Of note, prostate cancer-related death was the leading cause of death in both treatment arms: 80 of 149 deaths in the darolutamide arm and 56 of the 106 deaths in the placebo arm. However, most of those deaths occurred after treatment was discontinued.

“However, the trial was not powered to assess the treatment effect of darolutamide on deaths due to prostate cancer,” the study authors noted. “The treatment effect on overall survival consistently favored darolutamide over placebo in prespecified subgroups, including those defined according to baseline PSA doubling time of 6 months or less or more than 6 months, geographic region, presence or absence of lymph-node involvement at baseline, and baseline ECOG performance status score of 0 or 1 (although the confidence intervals in some subgroups with a smaller sample size crossed 1.00).”

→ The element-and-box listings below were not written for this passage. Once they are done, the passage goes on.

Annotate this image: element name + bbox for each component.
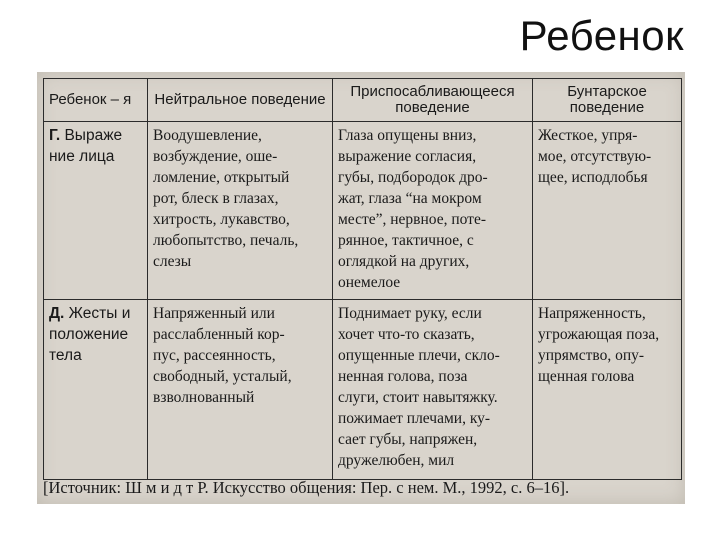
row-head-line: ние лица: [49, 148, 115, 165]
scanned-table-image: [37, 72, 685, 504]
cell-text-line: щенная голова: [538, 368, 635, 385]
header-child-me: Ребенок – я: [44, 79, 148, 122]
cell-text-line: рот, блеск в глазах,: [153, 190, 279, 207]
cell-text-line: рянное, тактичное, с: [338, 232, 474, 249]
cell-text-line: угрожающая поза,: [538, 326, 660, 343]
behavior-table: [43, 78, 682, 480]
cell-text-line: Напряженный или: [153, 305, 275, 322]
source-citation: [Источник: Ш м и д т Р. Искусство общения: Пер. с нем. М., 1992, с. 6–16].: [43, 478, 570, 497]
row-head-line: тела: [49, 347, 82, 364]
cell-text-line: пус, рассеянность,: [153, 347, 276, 364]
cell-neutral-face: [148, 122, 333, 300]
cell-text-line: мое, отсутствую-: [538, 148, 652, 165]
cell-neutral-gestures: [148, 300, 333, 480]
header-rebel: Бунтарское поведение: [533, 79, 682, 122]
cell-text-line: расслабленный кор-: [153, 326, 285, 343]
cell-text-line: Воодушевление,: [153, 127, 262, 144]
row-marker: Д.: [49, 305, 69, 322]
cell-text-line: губы, подбородок дро-: [338, 169, 488, 186]
table-row: [44, 300, 682, 480]
cell-text-line: дружелюбен, мил: [338, 452, 455, 469]
header-adaptive: Приспосабливающееся поведение: [333, 79, 533, 122]
cell-text-line: сает губы, напряжен,: [338, 431, 478, 448]
cell-text-line: упрямство, опу-: [538, 347, 645, 364]
row-head-gestures: Д. Жесты и положение тела: [44, 300, 148, 480]
cell-text-line: пожимает плечами, ку-: [338, 410, 491, 427]
slide-title: Ребенок: [519, 12, 684, 59]
cell-text-line: месте”, нервное, поте-: [338, 211, 486, 228]
cell-text-line: ненная голова, поза: [338, 368, 468, 385]
cell-adaptive-gestures: [333, 300, 533, 480]
cell-text-line: онемелое: [338, 274, 401, 291]
row-head-face: Г. Выраже ние лица: [44, 122, 148, 300]
row-marker: Г.: [49, 127, 65, 144]
cell-text-line: оглядкой на других,: [338, 253, 470, 270]
cell-text-line: опущенные плечи, скло-: [338, 347, 500, 364]
cell-text-line: возбуждение, оше-: [153, 148, 278, 165]
cell-text-line: щее, исподлобья: [538, 169, 648, 186]
cell-text-line: Напряженность,: [538, 305, 646, 322]
cell-text-line: Поднимает руку, если: [338, 305, 482, 322]
cell-rebel-face: [533, 122, 682, 300]
cell-text-line: выражение согласия,: [338, 148, 477, 165]
cell-text-line: Глаза опущены вниз,: [338, 127, 477, 144]
cell-text-line: свободный, усталый,: [153, 368, 292, 385]
cell-text-line: любопытство, печаль,: [153, 232, 299, 249]
cell-text-line: хочет что-то сказать,: [338, 326, 475, 343]
row-head-line: положение: [49, 326, 129, 343]
cell-text-line: Жесткое, упря-: [538, 127, 638, 144]
cell-text-line: жат, глаза “на мокром: [338, 190, 482, 207]
cell-text-line: слуги, стоит навытяжку.: [338, 389, 498, 406]
cell-text-line: ломление, открытый: [153, 169, 290, 186]
cell-text-line: взволнованный: [153, 389, 255, 406]
cell-adaptive-face: [333, 122, 533, 300]
cell-text-line: хитрость, лукавство,: [153, 211, 290, 228]
cell-text-line: слезы: [153, 253, 192, 270]
cell-rebel-gestures: [533, 300, 682, 480]
table-row: [44, 122, 682, 300]
header-neutral: Нейтральное поведение: [148, 79, 333, 122]
table-header-row: [44, 79, 682, 122]
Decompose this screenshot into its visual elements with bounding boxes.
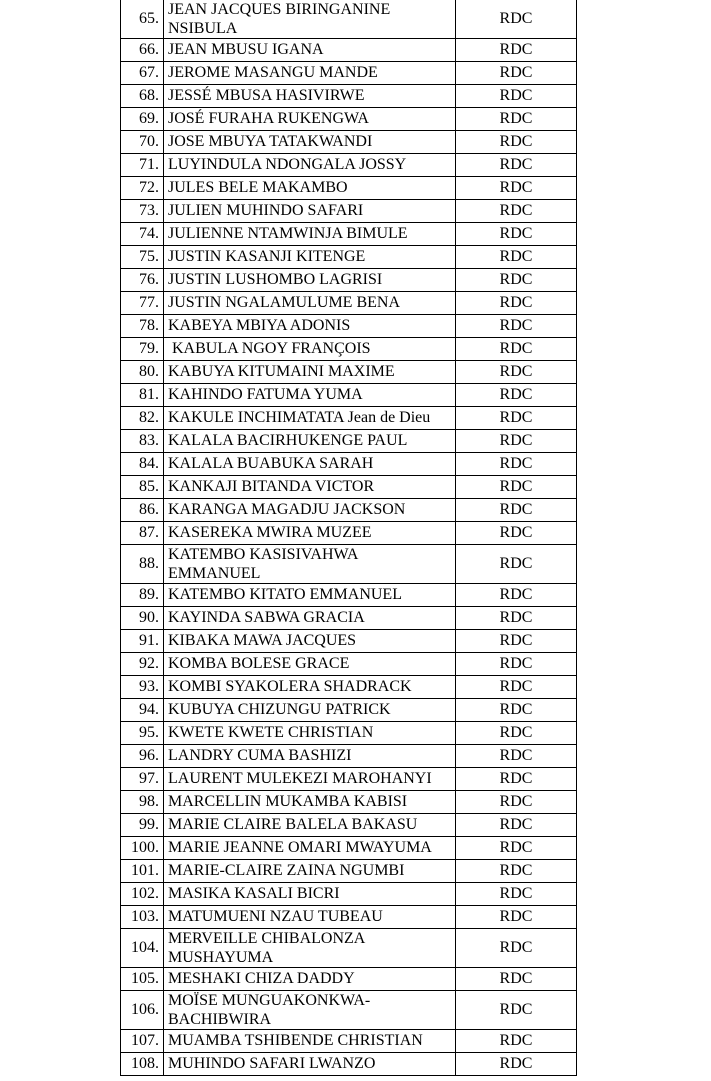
participant-name-line: JUSTIN LUSHOMBO LAGRISI	[168, 271, 383, 288]
participant-name-line: KASEREKA MWIRA MUZEE	[168, 524, 372, 541]
participant-name-line: MASIKA KASALI BICRI	[168, 885, 340, 902]
participant-name-line: MUAMBA TSHIBENDE CHRISTIAN	[168, 1032, 423, 1049]
table-row	[121, 630, 577, 653]
participant-country: RDC	[456, 630, 577, 653]
participant-country: RDC	[456, 177, 577, 200]
row-number: 86.	[121, 499, 164, 522]
participant-name-line: NSIBULA	[168, 20, 238, 37]
participant-country: RDC	[456, 0, 577, 39]
row-number: 77.	[121, 292, 164, 315]
participant-name	[164, 837, 456, 860]
participant-name-line: EMMANUEL	[168, 565, 261, 582]
table-row	[121, 699, 577, 722]
participant-name-line: JULES BELE MAKAMBO	[168, 179, 348, 196]
participant-name-line: JESSÉ MBUSA HASIVIRWE	[168, 87, 365, 104]
row-number: 83.	[121, 430, 164, 453]
participant-name	[164, 906, 456, 929]
participant-country: RDC	[456, 108, 577, 131]
row-number: 80.	[121, 361, 164, 384]
participant-country: RDC	[456, 837, 577, 860]
row-number: 103.	[121, 906, 164, 929]
row-number: 79.	[121, 338, 164, 361]
table-row	[121, 407, 577, 430]
participant-country: RDC	[456, 1053, 577, 1076]
participant-name	[164, 929, 456, 968]
participant-name-line: KATEMBO KASISIVAHWA	[168, 546, 359, 563]
row-number: 74.	[121, 223, 164, 246]
row-number: 75.	[121, 246, 164, 269]
participant-country: RDC	[456, 1030, 577, 1053]
participant-name	[164, 39, 456, 62]
row-number: 95.	[121, 722, 164, 745]
participant-name-line: KALALA BACIRHUKENGE PAUL	[168, 432, 408, 449]
participant-name	[164, 653, 456, 676]
participant-country: RDC	[456, 292, 577, 315]
participant-country: RDC	[456, 361, 577, 384]
table-row	[121, 584, 577, 607]
row-number: 93.	[121, 676, 164, 699]
table-row	[121, 453, 577, 476]
participant-name-line: MATUMUENI NZAU TUBEAU	[168, 908, 383, 925]
row-number: 97.	[121, 768, 164, 791]
table-row	[121, 906, 577, 929]
table-row	[121, 860, 577, 883]
participant-country: RDC	[456, 338, 577, 361]
participant-country: RDC	[456, 407, 577, 430]
participant-name-line: MARIE JEANNE OMARI MWAYUMA	[168, 839, 432, 856]
row-number: 102.	[121, 883, 164, 906]
participant-name	[164, 584, 456, 607]
row-number: 89.	[121, 584, 164, 607]
row-number: 108.	[121, 1053, 164, 1076]
participant-country: RDC	[456, 223, 577, 246]
participant-country: RDC	[456, 883, 577, 906]
row-number: 71.	[121, 154, 164, 177]
participant-name-line: KABUYA KITUMAINI MAXIME	[168, 363, 395, 380]
row-number: 68.	[121, 85, 164, 108]
participant-country: RDC	[456, 39, 577, 62]
participant-name-line: KAHINDO FATUMA YUMA	[168, 386, 363, 403]
row-number: 105.	[121, 968, 164, 991]
participant-name	[164, 630, 456, 653]
participant-name	[164, 108, 456, 131]
table-row	[121, 177, 577, 200]
table-row	[121, 154, 577, 177]
participant-country: RDC	[456, 768, 577, 791]
row-number: 96.	[121, 745, 164, 768]
row-number: 78.	[121, 315, 164, 338]
participant-name	[164, 991, 456, 1030]
table-row	[121, 338, 577, 361]
participant-name	[164, 85, 456, 108]
participant-country: RDC	[456, 968, 577, 991]
participant-name	[164, 315, 456, 338]
row-number: 94.	[121, 699, 164, 722]
participant-name-line: JOSÉ FURAHA RUKENGWA	[168, 110, 369, 127]
row-number: 69.	[121, 108, 164, 131]
participant-country: RDC	[456, 246, 577, 269]
participant-name	[164, 200, 456, 223]
participant-name-line: KATEMBO KITATO EMMANUEL	[168, 586, 402, 603]
participant-country: RDC	[456, 860, 577, 883]
table-row	[121, 269, 577, 292]
row-number: 70.	[121, 131, 164, 154]
participant-name-line: KOMBI SYAKOLERA SHADRACK	[168, 678, 412, 695]
table-row	[121, 1030, 577, 1053]
participant-country: RDC	[456, 269, 577, 292]
participant-name	[164, 607, 456, 630]
row-number: 88.	[121, 545, 164, 584]
table-row	[121, 676, 577, 699]
participant-name-line: MUHINDO SAFARI LWANZO	[168, 1055, 376, 1072]
participant-name-line: KAYINDA SABWA GRACIA	[168, 609, 365, 626]
table-row	[121, 814, 577, 837]
table-row	[121, 62, 577, 85]
participant-name	[164, 177, 456, 200]
table-row	[121, 131, 577, 154]
table-row	[121, 200, 577, 223]
table-row	[121, 476, 577, 499]
row-number: 91.	[121, 630, 164, 653]
table-row	[121, 223, 577, 246]
participant-name-line: JEAN MBUSU IGANA	[168, 41, 324, 58]
row-number: 82.	[121, 407, 164, 430]
participant-name	[164, 860, 456, 883]
table-row	[121, 0, 577, 39]
table-row	[121, 315, 577, 338]
participant-name	[164, 384, 456, 407]
row-number: 100.	[121, 837, 164, 860]
participant-name	[164, 676, 456, 699]
participant-country: RDC	[456, 384, 577, 407]
participant-name-line: KABULA NGOY FRANÇOIS	[168, 340, 371, 357]
table-row	[121, 745, 577, 768]
table-row	[121, 1053, 577, 1076]
table-row	[121, 108, 577, 131]
participant-name	[164, 791, 456, 814]
row-number: 104.	[121, 929, 164, 968]
participant-country: RDC	[456, 991, 577, 1030]
table-row	[121, 430, 577, 453]
row-number: 73.	[121, 200, 164, 223]
participant-name	[164, 361, 456, 384]
participant-name	[164, 0, 456, 39]
table-row	[121, 768, 577, 791]
row-number: 81.	[121, 384, 164, 407]
participant-name-line: BACHIBWIRA	[168, 1011, 272, 1028]
participant-name-line: MARCELLIN MUKAMBA KABISI	[168, 793, 408, 810]
participant-country: RDC	[456, 745, 577, 768]
participant-name-line: MARIE-CLAIRE ZAINA NGUMBI	[168, 862, 405, 879]
participant-country: RDC	[456, 791, 577, 814]
participant-name-line: KWETE KWETE CHRISTIAN	[168, 724, 374, 741]
participant-name	[164, 62, 456, 85]
participant-country: RDC	[456, 522, 577, 545]
participant-name	[164, 1030, 456, 1053]
participant-name	[164, 1053, 456, 1076]
table-row	[121, 607, 577, 630]
participant-name	[164, 545, 456, 584]
row-number: 67.	[121, 62, 164, 85]
table-row	[121, 929, 577, 968]
participant-country: RDC	[456, 154, 577, 177]
participant-name	[164, 814, 456, 837]
table-row	[121, 837, 577, 860]
participant-name-line: KANKAJI BITANDA VICTOR	[168, 478, 375, 495]
participant-name	[164, 246, 456, 269]
participant-country: RDC	[456, 430, 577, 453]
table-row	[121, 499, 577, 522]
row-number: 72.	[121, 177, 164, 200]
participant-country: RDC	[456, 814, 577, 837]
participant-name	[164, 407, 456, 430]
participant-country: RDC	[456, 699, 577, 722]
participant-name-line: KAKULE INCHIMATATA Jean de Dieu	[168, 409, 431, 426]
participant-name-line: JEAN JACQUES BIRINGANINE	[168, 1, 391, 18]
table-row	[121, 39, 577, 62]
participant-country: RDC	[456, 545, 577, 584]
participant-name-line: MESHAKI CHIZA DADDY	[168, 970, 355, 987]
participant-name	[164, 522, 456, 545]
participants-table	[120, 0, 577, 1076]
participant-name	[164, 430, 456, 453]
participant-name-line: LANDRY CUMA BASHIZI	[168, 747, 352, 764]
table-row	[121, 361, 577, 384]
table-row	[121, 85, 577, 108]
participant-name	[164, 453, 456, 476]
table-row	[121, 292, 577, 315]
table-row	[121, 883, 577, 906]
participant-country: RDC	[456, 200, 577, 223]
row-number: 84.	[121, 453, 164, 476]
participant-country: RDC	[456, 131, 577, 154]
participant-name-line: MOÏSE MUNGUAKONKWA-	[168, 992, 371, 1009]
participant-name-line: MERVEILLE CHIBALONZA	[168, 930, 366, 947]
participant-country: RDC	[456, 906, 577, 929]
participant-name-line: JOSE MBUYA TATAKWANDI	[168, 133, 373, 150]
participant-country: RDC	[456, 62, 577, 85]
row-number: 90.	[121, 607, 164, 630]
participant-name-line: JEROME MASANGU MANDE	[168, 64, 378, 81]
row-number: 66.	[121, 39, 164, 62]
participant-name-line: JULIEN MUHINDO SAFARI	[168, 202, 364, 219]
participant-country: RDC	[456, 653, 577, 676]
participant-name	[164, 476, 456, 499]
participant-name	[164, 269, 456, 292]
row-number: 101.	[121, 860, 164, 883]
participant-country: RDC	[456, 584, 577, 607]
participant-name	[164, 338, 456, 361]
table-row	[121, 384, 577, 407]
participant-name	[164, 883, 456, 906]
participant-name	[164, 131, 456, 154]
participant-country: RDC	[456, 676, 577, 699]
table-row	[121, 246, 577, 269]
table-row	[121, 991, 577, 1030]
participant-name	[164, 968, 456, 991]
participant-name	[164, 499, 456, 522]
table-row	[121, 968, 577, 991]
participant-country: RDC	[456, 929, 577, 968]
table-row	[121, 653, 577, 676]
participant-name-line: KOMBA BOLESE GRACE	[168, 655, 350, 672]
row-number: 106.	[121, 991, 164, 1030]
row-number: 76.	[121, 269, 164, 292]
participant-name	[164, 768, 456, 791]
participant-name-line: KARANGA MAGADJU JACKSON	[168, 501, 406, 518]
table-row	[121, 791, 577, 814]
participant-name-line: KUBUYA CHIZUNGU PATRICK	[168, 701, 391, 718]
participant-name-line: LUYINDULA NDONGALA JOSSY	[168, 156, 407, 173]
participant-name-line: MARIE CLAIRE BALELA BAKASU	[168, 816, 418, 833]
participant-name	[164, 223, 456, 246]
participant-name-line: KALALA BUABUKA SARAH	[168, 455, 374, 472]
participant-name-line: JUSTIN KASANJI KITENGE	[168, 248, 366, 265]
participant-country: RDC	[456, 453, 577, 476]
participant-name-line: KABEYA MBIYA ADONIS	[168, 317, 351, 334]
participant-country: RDC	[456, 315, 577, 338]
table-body	[121, 0, 577, 1076]
row-number: 98.	[121, 791, 164, 814]
participant-name-line: JUSTIN NGALAMULUME BENA	[168, 294, 400, 311]
table-row	[121, 545, 577, 584]
participant-country: RDC	[456, 722, 577, 745]
row-number: 107.	[121, 1030, 164, 1053]
participant-country: RDC	[456, 85, 577, 108]
table-row	[121, 722, 577, 745]
participant-country: RDC	[456, 476, 577, 499]
row-number: 87.	[121, 522, 164, 545]
row-number: 99.	[121, 814, 164, 837]
participant-name-line: LAURENT MULEKEZI MAROHANYI	[168, 770, 432, 787]
participant-name-line: KIBAKA MAWA JACQUES	[168, 632, 357, 649]
participant-name-line: MUSHAYUMA	[168, 949, 274, 966]
participant-name	[164, 292, 456, 315]
participant-name	[164, 722, 456, 745]
row-number: 65.	[121, 0, 164, 39]
participant-country: RDC	[456, 499, 577, 522]
row-number: 92.	[121, 653, 164, 676]
participant-country: RDC	[456, 607, 577, 630]
row-number: 85.	[121, 476, 164, 499]
participant-name	[164, 699, 456, 722]
participant-name	[164, 154, 456, 177]
participant-name-line: JULIENNE NTAMWINJA BIMULE	[168, 225, 408, 242]
table-row	[121, 522, 577, 545]
participant-name	[164, 745, 456, 768]
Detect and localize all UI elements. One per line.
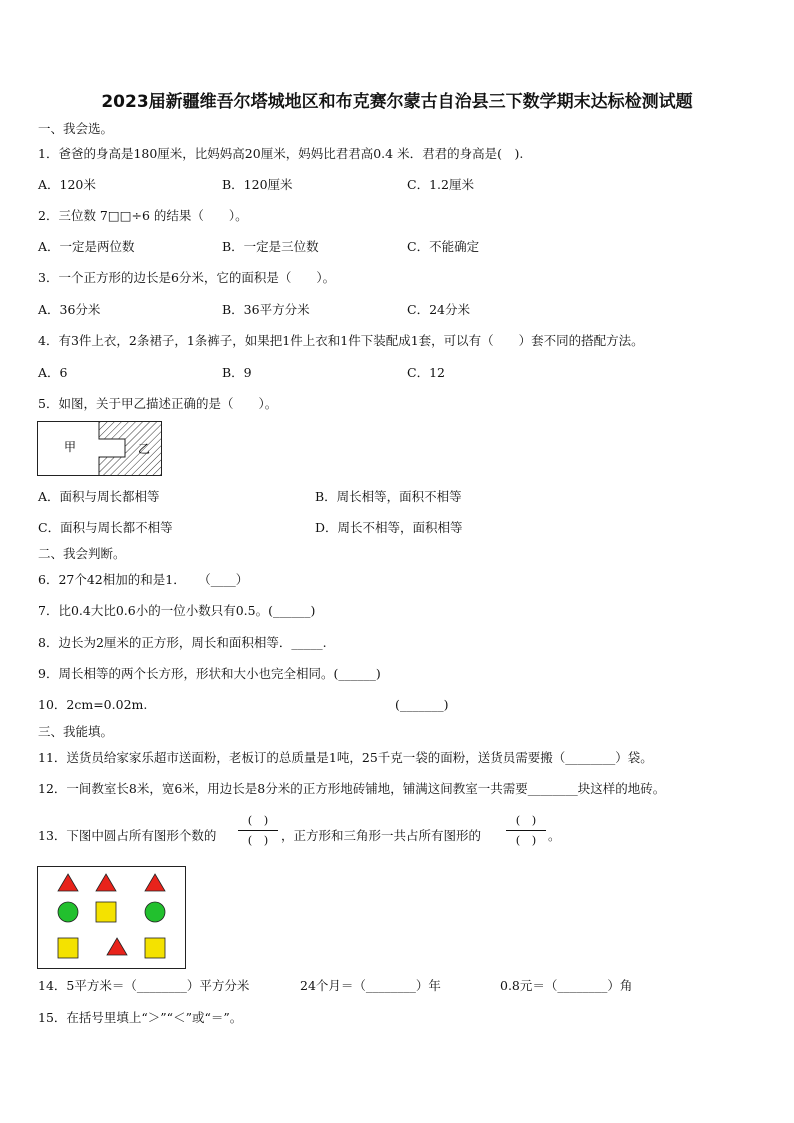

Fizazi and colleagues pointed out that the benefit of darolutamide was evident at 18 months and the separation between the two groups “was maintained over time. This overall survival benefit was observed despite the fact that more than half of the patients in the placebo group (307 of 554 patients) received subsequent treatment with darolutamide or other life-prolonging therapy.”

The safety profile of darolutamide did not differ from that reported in earlier trials. “The incidence of adverse events commonly associated with androgen-receptor inhibitors, including falls, seizures, mental-impairment disorders, and hypertension, was similar in the two groups. The incidence of fractures was slightly higher in the darolutamide group than in the placebo group; however, after adjustment for the duration of exposure, the between-group difference decreased,” they wrote. “This updated analysis of the ARAMIS trial confirms the low potential for central nervous system–related effects expected with darolutamide, which has been postulated to be due to the very low penetration of the blood–brain barrier that has been reported in preclinical and clinical studies of darolutamide.”

The authors noted that a major strength of the trial was its large size, which allowed for “a robust statistical analysis, particularly for the reported overall survival analysis with extended follow-up.” However, the authors also noted that one important limitation of the study was “the small size of some subgroups, hence, the low numbers of events in these subgroups and the low numbers of patients of particular races or ethnic groups (e.g., only 52 patients of African descent); therefore, no conclusions can be drawn about efficacy in these specific groups of patients.”

  1. Note that darolutamide demonstrated benefit over placebo as early as 18 months after initiation.

  2. Be aware that the trial was not powered to assess the effect of darolutamide treatment on prostate cancer-related mortality.

Peggy Peck, Editor-in-Chief, BreakingMED™

The trial was supported by Bayer HealthCare and Orion Pharma.

Fizazi reported receiving consulting fees, honoraria, and travel support from Janssen, consulting fees and honoraria from Bayer, Astellas Pharma, and Sanofi, consulting fees from Orion Pharma, consulting fees, paid to his institution, from CureVac, AstraZeneca, ESSA Pharma, and Roche, and consulting fees, paid to his institution, and travel support from Amgen.